I recalled seeing favorable reviews for this book a few years ago, so I picked it up and was confronted by a bone-chilling phrase--"Bestselling Author of Endless Love."  Now all I remember about Endless Love is that it was made into a supposedly awful (I acknowledge not ever seeing it) film starring Brooke Shields.  But Men in Black has one of those little "New York Times Notable Book of the Year" seals, that imprimatur of literary heft; so I figured I'd give it a try.

The novel bears no relation to the Will Smith movie of the same name.  Sam Holland is a serious novelist whose serious novels have garnered moderately positive reviews but minimal sales.  In order to pay his bills he has taken to churning out pseudonymous quickies like An Intelligent Woman's Guide to Pro Football and Traveling With Your Pet, which he finds embarrassing but remunerative.  But now, his latest bit of pulp, Visitors from Above, has tapped into UFO and millennial hysteria and is rocketing its way up the bestseller list.  Suddenly, the talk show circuit is clamoring for John Recliffe, his alias, and Sam finds himself dealing with the whackos of talk radio while pretending to be someone he isn't and defending a book that he doesn't believe in.  Meanwhile, his deeply disturbed son has discovered a letter from Sam's jilted lover and the son, who has inappropriate feelings towards his own mother, has disappeared, taking the letter with him.  While Sam's wife desperately searches for the boy, Sam is on the road hawking books, terrified that she'll find out about his infidelity.  At the very moment of his great success as an author, his life is falling apart and he's so embarrassed by the schlock he's written, that he can't even enjoy his moment of fame.

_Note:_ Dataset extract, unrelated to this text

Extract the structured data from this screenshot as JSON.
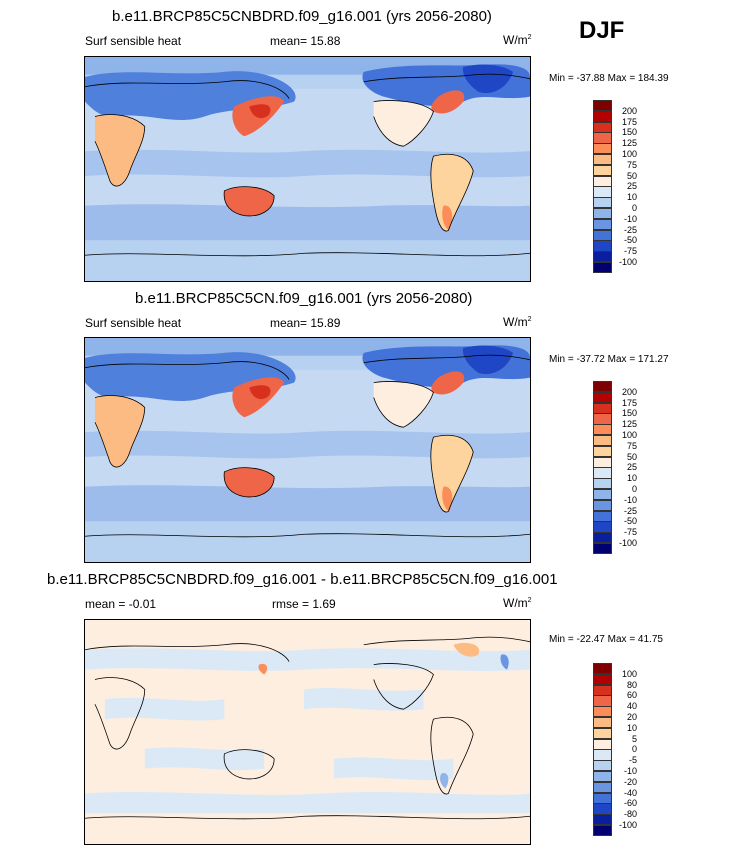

Much of this book really has the feel of an Oprah book for guys.  Sam after all is the sole party responsible for the complete hash he's made of his life and listening to him bitch about it for 300+ pages strains our patience.  Oddly enough, there are several plotlines that are raised briefly but then peter out or are forgotten--specifically his father is a frustrated wannabe actor and offers to portray John Retcliffe for him and after brief interludes with the wife and son they are pretty much dropped and we discover their fates in a hurried wrap up.  In fact, there does not appear to be any organic reason for the book to end when it does.  There's sort of the jarring sensation of a James Clavell ending, where you're reading along and all of a sudden a tsunami sweeps in and the story's over.  I ended up both glad to be rid of Sam, his family and friends, and curious as to what the heck had happened to the rest of the book; whole other sections are implied but curiously absent.  I'm not saying their inclusion would have improved the book, more that they take on the quality of an amputated limb, itching as if it were still there, but ever unscratchable.  But there is one thing that redeems all of these weaknesses--the book is pretty funny.  Not hah-hah funny, but funny in its wry treatment of today's pop culture and the profoundly odd dynamics of the modern family.

If you can get past the truly annoying characters and the prospect of yet another book with adultery as the main plotline, you're left with a mildly amusing and sometimes even thought-provoking read.  And to my great surprise, I found numerous references to Endless Love in the reviews I looked at and they generally appear to indicate that it is a terrific book.  Who'da thunk it?